WIKI_PATH=/var/www/v-species/o
if [[ -d $WIKI_PATH ]]; then
cd $WIKI_PATH
if [[ -d cirrus_scripts ]]; then sudo rm -rf cirrus_scripts; fi;
mkdir cirrus_scripts
if ! [[ -d cirrus_log ]]; then mkdir cirrus_log ; fi;
pushd cirrus_scripts
# generate smaller page sets to work through, try different numbers depending on your experience
sudo -u www-data php $WIKI_PATH/extensions/CirrusSearch/maintenance/forceSearchIndex.php --queue --maxJobs 5000 --pauseForJobs 1000 \
--skipLinks --indexOnSkip --buildChunks 5000 --conf $WIKI_PATH/LocalSettings.php |
sed -e 's/$/ | tee -a cirrus_log\/'$wiki'.parse.log/' |
split --number r/$N_SCRIPT_FILES
# did output N_SCRIPT_FILES of FILE to xaa, xab
# randomly sort commands within a script FILE to xaa, xab
for script in x*; do sort --random-sort $script > $script.sh && rm $script; done
popd
sudo chown www-data:www-data -R cirrus_scripts
sudo chown www-data:www-data -R cirrus_log
fi
Step 2: check and run generated scripts
- check generated scripts in
$WIKI_PATH/cirrus_scripts
to be looking OK - Just run all the scripts that step 1 made.

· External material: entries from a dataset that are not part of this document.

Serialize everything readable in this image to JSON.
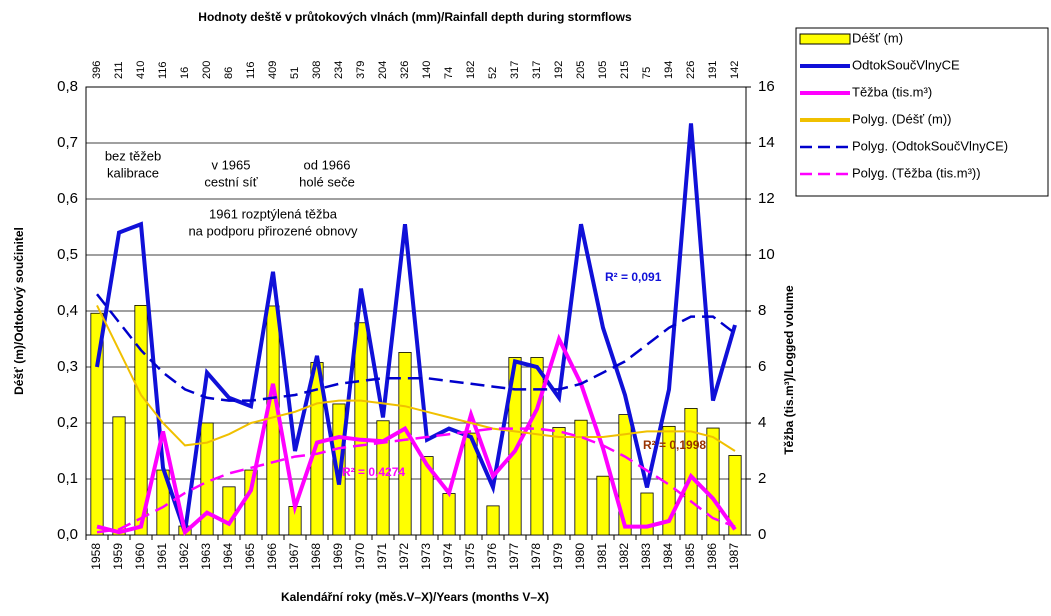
{
  "chart_data": {
    "type": "bar",
    "title": "Hodnoty deště v průtokových vlnách (mm)/Rainfall depth during stormflows",
    "x_label": "Kalendářní roky (měs.V–X)/Years (months V–X)",
    "y_label": "Déšť (m)/Odtokový součinitel",
    "y2_label": "Těžba (tis.m³)/Logged volume",
    "categories": [
      "1958",
      "1959",
      "1960",
      "1961",
      "1962",
      "1963",
      "1964",
      "1965",
      "1966",
      "1967",
      "1968",
      "1969",
      "1970",
      "1971",
      "1972",
      "1973",
      "1974",
      "1975",
      "1976",
      "1977",
      "1978",
      "1979",
      "1980",
      "1981",
      "1982",
      "1983",
      "1984",
      "1985",
      "1986",
      "1987"
    ],
    "ylim": [
      0,
      0.8
    ],
    "yticks": [
      {
        "value": 0,
        "label": "0,0"
      },
      {
        "value": 0.1,
        "label": "0,1"
      },
      {
        "value": 0.2,
        "label": "0,2"
      },
      {
        "value": 0.3,
        "label": "0,3"
      },
      {
        "value": 0.4,
        "label": "0,4"
      },
      {
        "value": 0.5,
        "label": "0,5"
      },
      {
        "value": 0.6,
        "label": "0,6"
      },
      {
        "value": 0.7,
        "label": "0,7"
      },
      {
        "value": 0.8,
        "label": "0,8"
      }
    ],
    "y2lim": [
      0,
      16
    ],
    "y2ticks": [
      0,
      2,
      4,
      6,
      8,
      10,
      12,
      14,
      16
    ],
    "grid": true,
    "legend": "right",
    "series": [
      {
        "name": "Déšť (m)",
        "type": "bar",
        "color": "#ffff00",
        "values": [
          0.396,
          0.211,
          0.41,
          0.116,
          0.016,
          0.2,
          0.086,
          0.116,
          0.409,
          0.051,
          0.308,
          0.234,
          0.379,
          0.204,
          0.326,
          0.14,
          0.074,
          0.182,
          0.052,
          0.317,
          0.317,
          0.192,
          0.205,
          0.105,
          0.215,
          0.075,
          0.194,
          0.226,
          0.191,
          0.142
        ],
        "value_labels": [
          "396",
          "211",
          "410",
          "116",
          "16",
          "200",
          "86",
          "116",
          "409",
          "51",
          "308",
          "234",
          "379",
          "204",
          "326",
          "140",
          "74",
          "182",
          "52",
          "317",
          "317",
          "192",
          "205",
          "105",
          "215",
          "75",
          "194",
          "226",
          "191",
          "142"
        ]
      },
      {
        "name": "OdtokSoučVlnyCE",
        "type": "line",
        "color": "#1010d8",
        "values": [
          0.3,
          0.54,
          0.555,
          0.12,
          0.005,
          0.29,
          0.245,
          0.23,
          0.47,
          0.15,
          0.32,
          0.09,
          0.44,
          0.21,
          0.555,
          0.17,
          0.19,
          0.175,
          0.085,
          0.31,
          0.3,
          0.245,
          0.555,
          0.37,
          0.25,
          0.085,
          0.26,
          0.735,
          0.24,
          0.375
        ]
      },
      {
        "name": "Těžba (tis.m³)",
        "type": "line",
        "axis": "y2",
        "color": "#ff00ff",
        "values": [
          0.3,
          0.1,
          0.3,
          3.7,
          0.1,
          0.8,
          0.4,
          1.6,
          5.4,
          1.0,
          3.3,
          3.5,
          3.4,
          3.35,
          3.8,
          2.5,
          1.5,
          4.3,
          2.1,
          3.0,
          4.5,
          7.0,
          5.4,
          3.1,
          0.3,
          0.3,
          0.5,
          2.1,
          1.3,
          0.2
        ]
      },
      {
        "name": "Polyg. (Déšť (m))",
        "type": "line",
        "color": "#f0c000",
        "values": [
          0.41,
          0.33,
          0.25,
          0.2,
          0.16,
          0.165,
          0.18,
          0.2,
          0.21,
          0.22,
          0.235,
          0.24,
          0.24,
          0.235,
          0.23,
          0.22,
          0.21,
          0.2,
          0.19,
          0.185,
          0.18,
          0.175,
          0.175,
          0.175,
          0.18,
          0.185,
          0.185,
          0.185,
          0.175,
          0.15
        ],
        "r2_label": "R² = 0,1998",
        "r2_color": "#993300"
      },
      {
        "name": "Polyg. (OdtokSoučVlnyCE)",
        "type": "line",
        "dash": true,
        "color": "#0000cc",
        "values": [
          0.43,
          0.38,
          0.33,
          0.29,
          0.26,
          0.245,
          0.24,
          0.24,
          0.245,
          0.25,
          0.26,
          0.27,
          0.275,
          0.28,
          0.28,
          0.28,
          0.275,
          0.27,
          0.265,
          0.26,
          0.26,
          0.26,
          0.27,
          0.29,
          0.31,
          0.34,
          0.37,
          0.39,
          0.39,
          0.36
        ],
        "r2_label": "R² = 0,091",
        "r2_color": "#1010d8"
      },
      {
        "name": "Polyg. (Těžba (tis.m³))",
        "type": "line",
        "dash": true,
        "axis": "y2",
        "color": "#ff00ff",
        "values": [
          0.1,
          0.2,
          0.6,
          1.0,
          1.5,
          1.9,
          2.2,
          2.4,
          2.6,
          2.8,
          2.9,
          3.1,
          3.2,
          3.3,
          3.4,
          3.5,
          3.6,
          3.7,
          3.8,
          3.8,
          3.8,
          3.7,
          3.5,
          3.2,
          2.8,
          2.3,
          1.8,
          1.2,
          0.6,
          0.3
        ],
        "r2_label": "R² = 0,4274",
        "r2_color": "#ff00ff"
      }
    ],
    "annotations": [
      {
        "lines": [
          "bez těžeb",
          "kalibrace"
        ]
      },
      {
        "lines": [
          "v 1965",
          "cestní síť"
        ]
      },
      {
        "lines": [
          "od 1966",
          "holé seče"
        ]
      },
      {
        "lines": [
          "1961 rozptýlená těžba",
          "na podporu přirozené obnovy"
        ]
      }
    ]
  }
}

Best to run them step by step in screen or something and in the directory above and check the logs
cd $WIKI_PATH && sudo -u www-data ./cirrus_scripts/xaa.sh
Step 3: generate 2nd part of bootstrapping
export N_SCRIPT_FILES=10 # or whatever number you want
wiki="openmedia"
WIKI_PATH=/var/www/v-species/o
if [[ -d $WIKI_PATH ]]; then
cd $WIKI_PATH
pushd cirrus_scripts
rm *.sh # remove old scripts
# generate smaller page sets to work through, try different numbers depending on your experience
sudo -u www-data php $WIKI_PATH/extensions/CirrusSearch/maintenance/forceSearchIndex.php --queue --maxJobs 5000 --pauseForJobs 1000 \
--skipParse --buildChunks 5000 --conf $WIKI_PATH/LocalSettings.php |
sed -e 's/$/ | tee -a cirrus_log\/'$wiki'.parse.log/' |
split --number r/$N_SCRIPT_FILES
# did output N_SCRIPT_FILES of FILE to xaa, xab
# randomly sort commands within a script FILE to xaa, xab
for script in x*; do sort --random-sort $script > $script.sh && rm $script; done
popd
sudo chown www-data:www-data -R cirrus_scripts
fi
Step 4: Same as step 2 but for the new scripts. These scripts put more load on Elasticsearch so you might want to run them just one at a time if you don't have a huge Elasticsearch cluster or you want to make sure not to cause load spikes.
If you don't have a good job queue you can try the above but lower the --buildChunks
parameter significantly and
remove the --queue
parameter.
Handling ElasticSearch Outages
See README of extension CirrusSearch.
Upgrading
See README of extension CirrusSearch.